Löffler C, Sattler H, Löffler U, Krämer B K, Bergner R
Department of Nephrology, Endocrinology, Rheumatology, University Hospital Mannheim, University of Heidelberg, Theodor-Kutzer-Ufer 1-3, 68167, Mannheim, Germany.
Department of Oncology, Rheumatology, Nephrology, Klinikum Ludwigshafen, Bremserstr. 79, 67063, Ludwigshafen, Germany.
Z Rheumatol. 2018 Nov;77(9):815-823. doi: 10.1007/s00393-018-0425-6.
In distinguishing urate arthritis (UA) from non-crystal-related arthritides, joint sonography including the detection of the double contour sign (DCS) and hypervascularization using power Doppler ultrasound (PDUS) is an important step in the diagnostic process. But are these sonographic features equally reliable in every accessible joint under real-life conditions?
We retrospectively analyzed 362 patients with acute arthritis and evaluated the DCS and the degree of PDUS hypervascularization in patients with gout and in those with arthritis other than urate arthritis (non-UA). We classified all joints into the groups small, medium, and large. Sensitivities, specificities, positive and negative predictive values (PPV/NPV), and a binary regression model were calculated. We also evaluated the influence of serum uric acid levels (SUA) on the presence of a DCS in each joint category.
Sensitivity of the DCS in gout was 72.5% in the entire cohort, 66.0% in large, 78.8% in medium, and 72.3% in small joints. In wrist joints the DCS sensitivity maxed at 83.3%, with a specificity of 81.8%. The lowest rates of DCS sensitivity were found in gout patients with elbow joint involvement (42.9%). In all joints except metatarsophalangeal joint 1 (MTP-1), the incidence of a DCS increased by the increment of SUA levels above 7.5 mg/dl (p < 0.001). PDUS signals were most commonly found in medium and small joints and were only scarce in large joints, independent of the underlying diagnosis.
In our study we detected different rates of accuracy regarding DCS and PDUS in patients with acute arthritis. The best results were seen in medium-size joints, especially wrists.
在鉴别尿酸盐关节炎(UA)与非晶体相关性关节炎时,关节超声检查,包括使用能量多普勒超声(PDUS)检测双轨征(DCS)和血管增多,是诊断过程中的重要步骤。但在实际情况下,这些超声特征在每个可检查的关节中是否同样可靠呢?
我们回顾性分析了362例急性关节炎患者,并评估了痛风患者和非尿酸盐关节炎(非UA)性关节炎患者的DCS以及PDUS血管增多程度。我们将所有关节分为小、中、大三组。计算敏感性、特异性、阳性和阴性预测值(PPV/NPV)以及二元回归模型。我们还评估了血清尿酸水平(SUA)对各关节类别中DCS存在情况的影响。
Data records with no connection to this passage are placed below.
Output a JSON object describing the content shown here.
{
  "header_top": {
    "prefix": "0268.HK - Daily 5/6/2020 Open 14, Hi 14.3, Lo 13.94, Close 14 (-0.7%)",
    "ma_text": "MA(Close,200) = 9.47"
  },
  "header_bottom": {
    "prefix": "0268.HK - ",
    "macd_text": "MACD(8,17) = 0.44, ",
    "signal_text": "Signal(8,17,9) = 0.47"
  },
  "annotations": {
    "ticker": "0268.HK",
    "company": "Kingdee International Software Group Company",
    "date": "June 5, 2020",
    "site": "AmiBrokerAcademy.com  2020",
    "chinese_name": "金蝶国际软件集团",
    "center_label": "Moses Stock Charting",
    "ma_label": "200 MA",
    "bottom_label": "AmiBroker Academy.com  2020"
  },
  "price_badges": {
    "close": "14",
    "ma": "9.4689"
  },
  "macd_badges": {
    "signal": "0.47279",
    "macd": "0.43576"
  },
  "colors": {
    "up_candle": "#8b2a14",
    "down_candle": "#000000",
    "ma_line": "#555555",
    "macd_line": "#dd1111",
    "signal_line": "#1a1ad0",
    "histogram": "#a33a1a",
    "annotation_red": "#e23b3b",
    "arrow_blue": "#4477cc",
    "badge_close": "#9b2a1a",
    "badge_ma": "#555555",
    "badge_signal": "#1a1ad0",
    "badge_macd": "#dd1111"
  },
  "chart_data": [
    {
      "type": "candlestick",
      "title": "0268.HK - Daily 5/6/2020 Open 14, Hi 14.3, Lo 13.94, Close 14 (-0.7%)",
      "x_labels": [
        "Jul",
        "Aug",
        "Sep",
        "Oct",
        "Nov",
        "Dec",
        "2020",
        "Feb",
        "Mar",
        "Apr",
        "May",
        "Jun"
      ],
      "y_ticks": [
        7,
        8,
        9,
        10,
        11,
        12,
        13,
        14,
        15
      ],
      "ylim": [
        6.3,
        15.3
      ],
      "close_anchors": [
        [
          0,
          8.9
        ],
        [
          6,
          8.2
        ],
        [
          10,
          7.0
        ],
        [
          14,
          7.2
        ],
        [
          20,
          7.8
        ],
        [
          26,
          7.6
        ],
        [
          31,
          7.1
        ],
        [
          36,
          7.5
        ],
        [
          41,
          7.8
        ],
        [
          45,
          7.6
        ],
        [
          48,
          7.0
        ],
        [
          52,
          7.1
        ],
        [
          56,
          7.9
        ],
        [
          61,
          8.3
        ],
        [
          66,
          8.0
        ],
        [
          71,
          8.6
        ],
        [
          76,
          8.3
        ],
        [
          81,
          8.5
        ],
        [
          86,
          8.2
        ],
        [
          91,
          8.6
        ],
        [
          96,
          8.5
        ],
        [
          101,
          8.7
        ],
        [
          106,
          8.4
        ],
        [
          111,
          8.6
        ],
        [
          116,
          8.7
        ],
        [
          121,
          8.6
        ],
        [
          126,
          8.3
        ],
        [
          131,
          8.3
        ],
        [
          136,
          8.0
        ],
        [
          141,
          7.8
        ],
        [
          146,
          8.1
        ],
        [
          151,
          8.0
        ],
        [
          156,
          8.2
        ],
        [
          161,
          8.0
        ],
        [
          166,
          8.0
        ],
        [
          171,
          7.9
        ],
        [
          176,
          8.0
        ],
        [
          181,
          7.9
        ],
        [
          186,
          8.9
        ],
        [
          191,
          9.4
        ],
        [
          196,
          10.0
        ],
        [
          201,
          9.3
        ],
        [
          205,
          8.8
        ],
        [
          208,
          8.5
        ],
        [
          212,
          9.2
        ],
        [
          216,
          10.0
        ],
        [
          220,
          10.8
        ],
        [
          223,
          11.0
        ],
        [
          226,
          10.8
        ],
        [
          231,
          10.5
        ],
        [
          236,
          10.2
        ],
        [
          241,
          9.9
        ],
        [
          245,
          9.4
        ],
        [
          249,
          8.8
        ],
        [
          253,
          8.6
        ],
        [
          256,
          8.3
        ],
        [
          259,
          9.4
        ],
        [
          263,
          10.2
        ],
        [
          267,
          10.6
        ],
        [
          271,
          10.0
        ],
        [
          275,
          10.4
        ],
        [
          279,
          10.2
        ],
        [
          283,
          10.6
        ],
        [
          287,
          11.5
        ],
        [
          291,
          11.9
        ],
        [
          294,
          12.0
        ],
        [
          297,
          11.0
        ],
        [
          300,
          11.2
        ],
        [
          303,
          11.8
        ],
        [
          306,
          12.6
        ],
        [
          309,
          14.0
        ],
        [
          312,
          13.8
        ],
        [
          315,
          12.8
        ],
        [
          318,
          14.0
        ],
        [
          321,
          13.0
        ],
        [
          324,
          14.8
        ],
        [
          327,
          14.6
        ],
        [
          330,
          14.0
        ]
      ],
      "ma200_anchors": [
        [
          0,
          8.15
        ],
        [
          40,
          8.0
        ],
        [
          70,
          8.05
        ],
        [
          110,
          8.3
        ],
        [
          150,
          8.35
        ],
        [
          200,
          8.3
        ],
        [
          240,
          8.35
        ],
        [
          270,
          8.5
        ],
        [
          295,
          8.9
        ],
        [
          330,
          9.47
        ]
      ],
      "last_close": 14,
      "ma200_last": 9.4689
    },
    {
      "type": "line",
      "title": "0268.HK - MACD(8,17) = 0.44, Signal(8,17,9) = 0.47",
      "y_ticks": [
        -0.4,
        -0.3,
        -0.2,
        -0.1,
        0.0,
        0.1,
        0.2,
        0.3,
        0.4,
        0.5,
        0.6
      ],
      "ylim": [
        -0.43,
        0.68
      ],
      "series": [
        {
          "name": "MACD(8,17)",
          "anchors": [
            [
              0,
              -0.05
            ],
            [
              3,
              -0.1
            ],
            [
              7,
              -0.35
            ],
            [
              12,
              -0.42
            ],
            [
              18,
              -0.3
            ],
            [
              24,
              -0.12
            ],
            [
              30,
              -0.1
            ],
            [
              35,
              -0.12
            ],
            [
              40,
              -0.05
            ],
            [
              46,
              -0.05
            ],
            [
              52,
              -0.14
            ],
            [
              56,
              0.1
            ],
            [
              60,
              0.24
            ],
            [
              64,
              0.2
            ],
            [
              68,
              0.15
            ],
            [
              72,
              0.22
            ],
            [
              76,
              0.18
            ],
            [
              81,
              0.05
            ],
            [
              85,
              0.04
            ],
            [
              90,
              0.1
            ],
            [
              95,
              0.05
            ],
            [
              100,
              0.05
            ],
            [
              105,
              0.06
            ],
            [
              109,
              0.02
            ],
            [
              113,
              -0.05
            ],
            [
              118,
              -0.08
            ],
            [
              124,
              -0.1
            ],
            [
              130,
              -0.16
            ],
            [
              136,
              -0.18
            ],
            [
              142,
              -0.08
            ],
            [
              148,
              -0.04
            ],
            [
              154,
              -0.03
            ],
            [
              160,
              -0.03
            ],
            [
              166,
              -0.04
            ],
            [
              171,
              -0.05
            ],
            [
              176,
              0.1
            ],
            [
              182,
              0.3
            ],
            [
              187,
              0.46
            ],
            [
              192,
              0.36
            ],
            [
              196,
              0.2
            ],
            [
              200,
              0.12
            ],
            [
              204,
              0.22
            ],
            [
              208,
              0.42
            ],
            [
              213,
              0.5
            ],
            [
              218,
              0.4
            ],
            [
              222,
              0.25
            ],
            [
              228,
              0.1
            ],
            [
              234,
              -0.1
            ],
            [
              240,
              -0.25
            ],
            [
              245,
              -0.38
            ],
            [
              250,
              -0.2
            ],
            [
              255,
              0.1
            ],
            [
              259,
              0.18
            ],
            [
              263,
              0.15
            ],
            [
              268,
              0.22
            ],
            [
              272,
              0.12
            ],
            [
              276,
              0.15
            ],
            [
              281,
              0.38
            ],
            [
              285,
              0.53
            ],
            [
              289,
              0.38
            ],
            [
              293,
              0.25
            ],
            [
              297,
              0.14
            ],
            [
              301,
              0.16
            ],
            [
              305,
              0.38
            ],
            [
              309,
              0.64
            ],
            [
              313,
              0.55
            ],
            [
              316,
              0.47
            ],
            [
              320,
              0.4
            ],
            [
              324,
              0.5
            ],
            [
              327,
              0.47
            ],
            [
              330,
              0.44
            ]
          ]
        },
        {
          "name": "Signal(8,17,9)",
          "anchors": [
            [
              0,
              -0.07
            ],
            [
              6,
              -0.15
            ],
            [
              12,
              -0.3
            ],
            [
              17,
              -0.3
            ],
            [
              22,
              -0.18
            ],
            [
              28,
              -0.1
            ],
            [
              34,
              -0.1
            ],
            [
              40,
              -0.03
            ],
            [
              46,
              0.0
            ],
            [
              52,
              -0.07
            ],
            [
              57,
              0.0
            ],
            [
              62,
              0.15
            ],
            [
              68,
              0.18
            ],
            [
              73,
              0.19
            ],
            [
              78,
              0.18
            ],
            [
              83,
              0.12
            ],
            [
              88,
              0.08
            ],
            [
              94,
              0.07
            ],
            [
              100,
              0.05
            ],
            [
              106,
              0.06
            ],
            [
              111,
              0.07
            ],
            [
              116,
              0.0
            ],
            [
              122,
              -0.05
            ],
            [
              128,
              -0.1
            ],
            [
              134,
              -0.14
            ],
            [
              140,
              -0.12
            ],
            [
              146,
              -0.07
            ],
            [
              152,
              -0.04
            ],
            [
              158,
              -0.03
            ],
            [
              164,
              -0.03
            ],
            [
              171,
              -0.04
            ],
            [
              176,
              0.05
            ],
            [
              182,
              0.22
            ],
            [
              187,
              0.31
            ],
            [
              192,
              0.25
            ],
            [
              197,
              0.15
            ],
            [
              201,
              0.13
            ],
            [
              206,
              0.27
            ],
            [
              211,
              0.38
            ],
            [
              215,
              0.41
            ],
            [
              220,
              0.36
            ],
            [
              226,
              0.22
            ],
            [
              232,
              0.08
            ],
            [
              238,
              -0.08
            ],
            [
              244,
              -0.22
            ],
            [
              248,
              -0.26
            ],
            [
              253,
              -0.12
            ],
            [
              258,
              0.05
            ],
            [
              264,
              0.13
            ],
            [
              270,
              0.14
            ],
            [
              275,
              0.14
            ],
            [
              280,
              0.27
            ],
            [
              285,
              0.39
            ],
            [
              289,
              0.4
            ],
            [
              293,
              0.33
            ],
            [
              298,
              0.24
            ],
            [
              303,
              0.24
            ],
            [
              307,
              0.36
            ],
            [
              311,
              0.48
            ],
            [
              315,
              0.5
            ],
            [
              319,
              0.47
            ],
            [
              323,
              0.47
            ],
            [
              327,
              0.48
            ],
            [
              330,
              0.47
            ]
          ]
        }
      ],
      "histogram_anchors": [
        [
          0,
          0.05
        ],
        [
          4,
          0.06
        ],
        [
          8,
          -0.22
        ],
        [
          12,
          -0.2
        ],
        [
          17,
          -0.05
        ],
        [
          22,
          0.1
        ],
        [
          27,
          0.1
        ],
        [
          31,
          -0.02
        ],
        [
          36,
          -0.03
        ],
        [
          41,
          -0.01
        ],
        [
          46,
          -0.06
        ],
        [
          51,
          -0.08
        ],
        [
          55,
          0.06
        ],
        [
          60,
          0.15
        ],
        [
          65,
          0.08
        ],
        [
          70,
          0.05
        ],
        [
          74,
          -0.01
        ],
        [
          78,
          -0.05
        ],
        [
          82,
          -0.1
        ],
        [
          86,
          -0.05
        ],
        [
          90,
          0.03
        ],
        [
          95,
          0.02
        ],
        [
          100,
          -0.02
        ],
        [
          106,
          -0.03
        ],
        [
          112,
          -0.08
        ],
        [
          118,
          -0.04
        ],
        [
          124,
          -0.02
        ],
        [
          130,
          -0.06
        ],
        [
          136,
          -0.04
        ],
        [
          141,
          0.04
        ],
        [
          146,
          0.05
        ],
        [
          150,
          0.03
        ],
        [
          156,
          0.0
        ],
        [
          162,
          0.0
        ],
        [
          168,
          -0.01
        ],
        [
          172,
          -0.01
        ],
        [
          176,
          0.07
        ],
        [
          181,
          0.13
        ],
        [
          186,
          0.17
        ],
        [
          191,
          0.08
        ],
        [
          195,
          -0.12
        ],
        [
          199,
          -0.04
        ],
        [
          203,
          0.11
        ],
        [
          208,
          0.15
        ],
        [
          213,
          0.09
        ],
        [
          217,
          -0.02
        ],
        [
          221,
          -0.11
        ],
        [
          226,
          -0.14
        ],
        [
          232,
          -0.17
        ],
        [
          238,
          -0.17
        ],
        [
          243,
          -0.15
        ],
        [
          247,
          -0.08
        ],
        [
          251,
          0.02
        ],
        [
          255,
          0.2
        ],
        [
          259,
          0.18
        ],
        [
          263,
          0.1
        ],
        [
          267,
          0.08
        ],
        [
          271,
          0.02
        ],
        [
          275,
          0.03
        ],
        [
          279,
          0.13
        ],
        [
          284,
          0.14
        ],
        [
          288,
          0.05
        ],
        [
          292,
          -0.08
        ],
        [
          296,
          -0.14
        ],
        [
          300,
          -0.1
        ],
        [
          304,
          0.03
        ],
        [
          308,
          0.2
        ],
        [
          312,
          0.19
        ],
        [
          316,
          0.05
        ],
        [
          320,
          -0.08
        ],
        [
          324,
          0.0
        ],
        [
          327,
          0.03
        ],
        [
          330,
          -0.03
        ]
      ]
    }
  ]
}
在整个队列中,痛风患者DCS的敏感性为72.5%,大关节中为66.0%,中关节中为78.8%,小关节中为72.3%。在腕关节中,DCS敏感性最高达到83.3%,特异性为81.8%。在累及肘关节的痛风患者中发现DCS敏感性最低(42.9%)。除第1跖趾关节(MTP-1)外,在所有关节中,SUA水平高于7.5mg/dl时DCS的发生率增加(p<0.001)。PDUS信号最常见于中、小关节,在大关节中仅少见,与潜在诊断无关。
在我们的研究中,我们检测到急性关节炎患者中DCS和PDUS的准确率不同。在中关节,尤其是腕关节中结果最佳。